Other commercially important fish occurring in Ireland's shelf waters include demersal species allied to the cod such as haddock, white pollack and hake; demersal flatfish such as halibut, plaice, sole, megrim and turbot; demersal monkfish and sand eel; pelagic neritic (i.e. living in water above the continental shelf) species such as Atlantic salmon; and rays (e.g. skate) and sharks (e.g. spur dog and spotted dogfish).

Numerous other fish species such as wrasse, conger eel, flounder and sea bass are of importance to the sea angling industry.

Populations of shrimps (prawns) and other crustaceans such as Nephrops (also called Dublin Bay prawn, Norway lobster, or scampi), crawfish, lobster and crabs, as well as molluscs — squid and shellfish such as scallops, mussels and oysters — are also of commercial importance in Irish waters.

Near-shore waters

Ireland's near-shore[2] habitats support rich and diverse communities of marine fauna and flora, and often include unusual and rare species. For example, the region of Kilkieran Bay in County Galway is renowned for its unique white beaches such as Coral Strand at Carraroe. These are formed from the remains of an unattached calcareous algae (calcified seaweed) known as Lithothamnion, maërl, or simply "coral", which wash ashore during winter storms. Maërl grows in the clear, warm and shallow bay waters to form extensive beds on the sea floor.

The maërl beds, like tropical coral reefs, provide shelter for many other marine animals, including molluscs, sea cucumbers and sea urchins. Likewise, dense beds of horse mussels provide shelter for an assemblage of other marine animals such as tubeworms, sea squirts, variegated scallops and sea cucumbers.

Underwater researchers (c) Wolcott Henry 2001

Strangford Lough, a large sea inlet of great conservation value in County Down, is especially important as a spawning area for fish, including sand eels, which spawn in the sandbanks near the low-water mark. Sand eels are an essential component of the marine ecosystem in many coastal waters around Ireland. They are predated by a host of larger animals and are an important part of the diet of many seabirds such as puffins, especially during the breeding season.

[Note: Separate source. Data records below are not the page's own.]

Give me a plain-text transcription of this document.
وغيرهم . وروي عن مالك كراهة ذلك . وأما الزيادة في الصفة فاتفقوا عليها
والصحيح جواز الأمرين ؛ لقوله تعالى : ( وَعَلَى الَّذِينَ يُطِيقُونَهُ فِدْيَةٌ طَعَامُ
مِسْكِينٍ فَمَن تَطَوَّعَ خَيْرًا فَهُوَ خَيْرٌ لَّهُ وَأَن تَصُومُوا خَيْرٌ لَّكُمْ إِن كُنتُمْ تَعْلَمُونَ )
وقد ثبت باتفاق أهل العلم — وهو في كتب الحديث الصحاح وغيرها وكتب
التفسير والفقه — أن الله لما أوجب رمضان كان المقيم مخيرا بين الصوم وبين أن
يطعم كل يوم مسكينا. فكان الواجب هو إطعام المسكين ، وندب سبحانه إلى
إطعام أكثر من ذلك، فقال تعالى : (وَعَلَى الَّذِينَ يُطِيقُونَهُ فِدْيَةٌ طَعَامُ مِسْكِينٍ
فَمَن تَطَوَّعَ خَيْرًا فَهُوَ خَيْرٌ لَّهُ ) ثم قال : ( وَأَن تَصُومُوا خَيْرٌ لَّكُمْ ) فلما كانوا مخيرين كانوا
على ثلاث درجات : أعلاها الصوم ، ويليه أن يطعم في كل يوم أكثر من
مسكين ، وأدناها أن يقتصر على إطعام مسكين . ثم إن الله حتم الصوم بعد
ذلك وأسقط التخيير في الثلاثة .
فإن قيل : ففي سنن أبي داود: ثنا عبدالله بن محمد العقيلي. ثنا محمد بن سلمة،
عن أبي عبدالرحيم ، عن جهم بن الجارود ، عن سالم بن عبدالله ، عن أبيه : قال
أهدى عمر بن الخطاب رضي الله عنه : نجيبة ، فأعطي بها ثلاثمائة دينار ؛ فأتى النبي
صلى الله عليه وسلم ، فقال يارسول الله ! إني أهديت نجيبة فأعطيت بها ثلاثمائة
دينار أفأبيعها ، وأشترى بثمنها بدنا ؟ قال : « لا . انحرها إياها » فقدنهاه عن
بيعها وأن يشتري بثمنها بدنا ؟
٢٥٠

Coastal waters in general are important habitats for many fish species, including migratory species such as Atlantic cod, Atlantic herring, Atlantic mackerel, blue whiting and Atlantic salmon. Likewise for a diverse array of crustaceans (shrimps, lobsters, crabs), cephalopod molluscs (octopus, squid, cuttlefish), molluscan shellfish (e.g. scallops, razor shells, mussels), marine worms, jellyfish, sponges, colonial bryozoans, and other marine animal groups.

Footnotes

2. We use the term "near-shore" to denote coastal waters from the intertidal zone down to a depth of about 50m. The term "inshore" refers to coastal waters out to the 12 nautical mile territorial seas limit; "offshore" refers to waters from the 12 nautical mile territorial sea limit out to the 200 nautical mile Exclusive Economic Zone limit and/or Continental Shelf designated area limit (up to 350 nautical miles).